What is the EU’s landmark ruling on privacy and what does it mean for you?

The EU’s highest court says your privacy must be respected – at almost all costs.

The fine line between harnessing the power of data and the vast amounts of information we create with every mouse click, button press and keyboard tap on a given basis and keeping everyone in the world safe is a different one to traverse. Would-be terrorists are brought down through electronic surveillance on a near-daily basis worldwide. Without the ability to monitor communications, security agencies across the globe would be flying blind on what are the latest threats to their countries.

Yet civil liberties are vital. The ability to say what we want, without fear of being arrested, is important – particularly in the digital age. 

A recent ruling by the EU’s highest court appears to set the standard for where a user’s privacy lies – in Europe at least.

In early October, the European Court of Justice ruled that bulk data collection or retention regimes in the UK, France and Belgium was essentially illegal, drawing in too much data compared to EU-wide law.

What are the current EU rules?

At present, EU law applies every time a national government asks telecommunications providers to process data, up to and including when data is collected for national security reasons. The law has established rules and safeguards outlining the collection and retention of data, and countries who are in the EU must abide by those rules.

However, the three countries in question were doing something different, the court judgment alleges. They were collecting data in bulk, and treating everyone as a potential suspect, whose data must have been hoovered up in the event that it needed to be analysed if they did something wrong at some point in the future.

In the UK, for instance, security and intelligence agencies like GCHQ, MI5 and MI6 were gathering and processing data from telecommunications providers en masse. In France similar things were happening.

Years of court action come to a conclusion

The initial opposition to such mass data collection came in the mid-2010s, through campaign groups like Privacy International, who aim to protect end users’ privacy. They appealed the cases through the relevant countries’ courts, and ended up in the highest court in Europe, where the judge ruled in their favour.

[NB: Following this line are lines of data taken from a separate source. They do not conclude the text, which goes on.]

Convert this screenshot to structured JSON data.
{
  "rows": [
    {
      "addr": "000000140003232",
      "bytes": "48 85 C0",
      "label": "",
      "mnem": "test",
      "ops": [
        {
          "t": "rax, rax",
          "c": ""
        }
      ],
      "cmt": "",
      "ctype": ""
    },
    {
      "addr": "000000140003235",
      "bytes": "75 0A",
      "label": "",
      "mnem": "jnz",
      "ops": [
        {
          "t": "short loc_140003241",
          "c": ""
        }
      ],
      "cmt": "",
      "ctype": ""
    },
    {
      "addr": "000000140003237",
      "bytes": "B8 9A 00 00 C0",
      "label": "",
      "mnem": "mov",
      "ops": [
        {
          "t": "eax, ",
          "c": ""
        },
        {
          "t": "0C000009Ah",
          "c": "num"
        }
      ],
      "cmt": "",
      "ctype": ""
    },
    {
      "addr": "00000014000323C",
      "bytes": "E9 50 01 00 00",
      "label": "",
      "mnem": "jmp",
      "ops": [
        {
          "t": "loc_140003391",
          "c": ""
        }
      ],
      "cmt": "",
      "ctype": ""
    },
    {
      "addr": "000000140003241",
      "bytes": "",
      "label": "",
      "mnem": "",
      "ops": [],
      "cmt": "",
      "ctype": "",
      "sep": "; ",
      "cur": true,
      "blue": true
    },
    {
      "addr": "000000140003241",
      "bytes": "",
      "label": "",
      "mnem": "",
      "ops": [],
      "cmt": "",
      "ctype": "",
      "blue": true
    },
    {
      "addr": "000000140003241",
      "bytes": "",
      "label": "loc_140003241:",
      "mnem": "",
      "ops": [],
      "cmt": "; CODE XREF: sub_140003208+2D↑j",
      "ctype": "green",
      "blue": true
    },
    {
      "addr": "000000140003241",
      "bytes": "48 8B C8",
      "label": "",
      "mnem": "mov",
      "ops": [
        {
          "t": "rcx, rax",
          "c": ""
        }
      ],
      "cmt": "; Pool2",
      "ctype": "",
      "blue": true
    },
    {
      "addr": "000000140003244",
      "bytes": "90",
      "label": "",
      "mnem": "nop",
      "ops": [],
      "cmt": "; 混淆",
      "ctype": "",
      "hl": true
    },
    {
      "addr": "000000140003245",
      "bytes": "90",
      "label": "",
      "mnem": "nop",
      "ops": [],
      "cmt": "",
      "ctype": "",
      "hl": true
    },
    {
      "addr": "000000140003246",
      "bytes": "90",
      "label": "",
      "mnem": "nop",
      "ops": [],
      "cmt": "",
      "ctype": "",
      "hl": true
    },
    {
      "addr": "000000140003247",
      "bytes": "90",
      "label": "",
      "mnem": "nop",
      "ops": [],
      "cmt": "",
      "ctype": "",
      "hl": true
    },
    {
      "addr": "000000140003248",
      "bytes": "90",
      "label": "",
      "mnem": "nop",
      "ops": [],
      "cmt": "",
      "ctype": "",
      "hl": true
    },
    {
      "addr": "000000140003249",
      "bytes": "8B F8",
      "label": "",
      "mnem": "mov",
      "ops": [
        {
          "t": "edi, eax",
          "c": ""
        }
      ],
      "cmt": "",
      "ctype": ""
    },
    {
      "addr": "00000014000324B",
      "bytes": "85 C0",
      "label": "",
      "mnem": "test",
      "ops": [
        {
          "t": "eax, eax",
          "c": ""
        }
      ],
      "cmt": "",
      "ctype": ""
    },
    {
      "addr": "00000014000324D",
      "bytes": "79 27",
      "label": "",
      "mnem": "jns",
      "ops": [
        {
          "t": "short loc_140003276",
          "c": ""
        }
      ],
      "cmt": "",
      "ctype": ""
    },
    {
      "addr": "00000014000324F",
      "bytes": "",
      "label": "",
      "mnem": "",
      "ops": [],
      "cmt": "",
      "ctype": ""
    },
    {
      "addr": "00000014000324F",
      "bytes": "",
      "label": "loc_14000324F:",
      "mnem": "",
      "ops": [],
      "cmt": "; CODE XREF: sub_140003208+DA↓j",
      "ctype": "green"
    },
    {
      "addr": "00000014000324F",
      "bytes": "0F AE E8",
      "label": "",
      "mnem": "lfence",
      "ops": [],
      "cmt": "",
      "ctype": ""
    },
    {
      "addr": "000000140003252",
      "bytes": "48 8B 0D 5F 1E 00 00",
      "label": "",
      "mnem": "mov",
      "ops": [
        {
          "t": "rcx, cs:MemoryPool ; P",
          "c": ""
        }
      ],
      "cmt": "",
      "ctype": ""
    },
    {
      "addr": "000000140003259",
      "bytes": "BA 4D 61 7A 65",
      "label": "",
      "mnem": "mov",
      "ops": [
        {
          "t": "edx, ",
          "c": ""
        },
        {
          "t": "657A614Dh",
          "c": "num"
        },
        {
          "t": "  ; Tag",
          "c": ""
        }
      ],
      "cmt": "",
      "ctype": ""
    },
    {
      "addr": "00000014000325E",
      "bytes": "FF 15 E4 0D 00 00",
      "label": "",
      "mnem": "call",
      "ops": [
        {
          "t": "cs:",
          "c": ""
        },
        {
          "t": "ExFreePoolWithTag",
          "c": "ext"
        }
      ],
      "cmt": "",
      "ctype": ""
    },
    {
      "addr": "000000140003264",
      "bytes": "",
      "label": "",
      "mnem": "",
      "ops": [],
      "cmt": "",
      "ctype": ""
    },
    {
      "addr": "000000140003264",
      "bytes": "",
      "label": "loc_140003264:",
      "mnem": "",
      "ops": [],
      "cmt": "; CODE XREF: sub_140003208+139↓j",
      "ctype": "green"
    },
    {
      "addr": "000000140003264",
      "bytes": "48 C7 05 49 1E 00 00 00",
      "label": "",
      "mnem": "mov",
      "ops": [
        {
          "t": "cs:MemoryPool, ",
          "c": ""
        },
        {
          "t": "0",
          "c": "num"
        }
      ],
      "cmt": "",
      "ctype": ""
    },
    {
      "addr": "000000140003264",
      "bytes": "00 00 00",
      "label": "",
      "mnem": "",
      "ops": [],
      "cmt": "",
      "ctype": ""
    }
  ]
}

The “judgment reinforces the rule of law in the EU,” says Caroline Wilson Palow, Legal Director of Privacy International. “In these turbulent times, it serves as a reminder that no government should be above the law. Democratic societies must place limits and controls on the surveillance powers of our police and intelligence agencies.”

The rules as they were sketched out by the countries in question were going too far, reckons Wilson Palow. “While the police and intelligence agencies play a very important role in keeping us safe, they must do so in line with certain safeguards to prevent abuses of their very considerable power,” she says. “They should focus on providing us with effective, targeted surveillance systems that protect both our security and our fundamental rights."

What the ruling means for your rights

The decision was a momentous one, called a “landmark” by Hugo Roy, who fought the French case. “We hope now that the French Conseil d’ État will finally apply European human rights law standards to the French State,” he says.

That means that the bulk data collection and retention regimes used in both countries must be brought in line with EU law. That has a significant impact on the rights of end users in all those nations.

It essentially means that your online conversations and activity are protected under EU law, unless there is a relevant and real requirement to analyse what you’re up to online.

It brings those three countries back into the realm of reality when it comes to safety and ensuring your fundamental rights are kept whole in a world where we increasingly live digitally.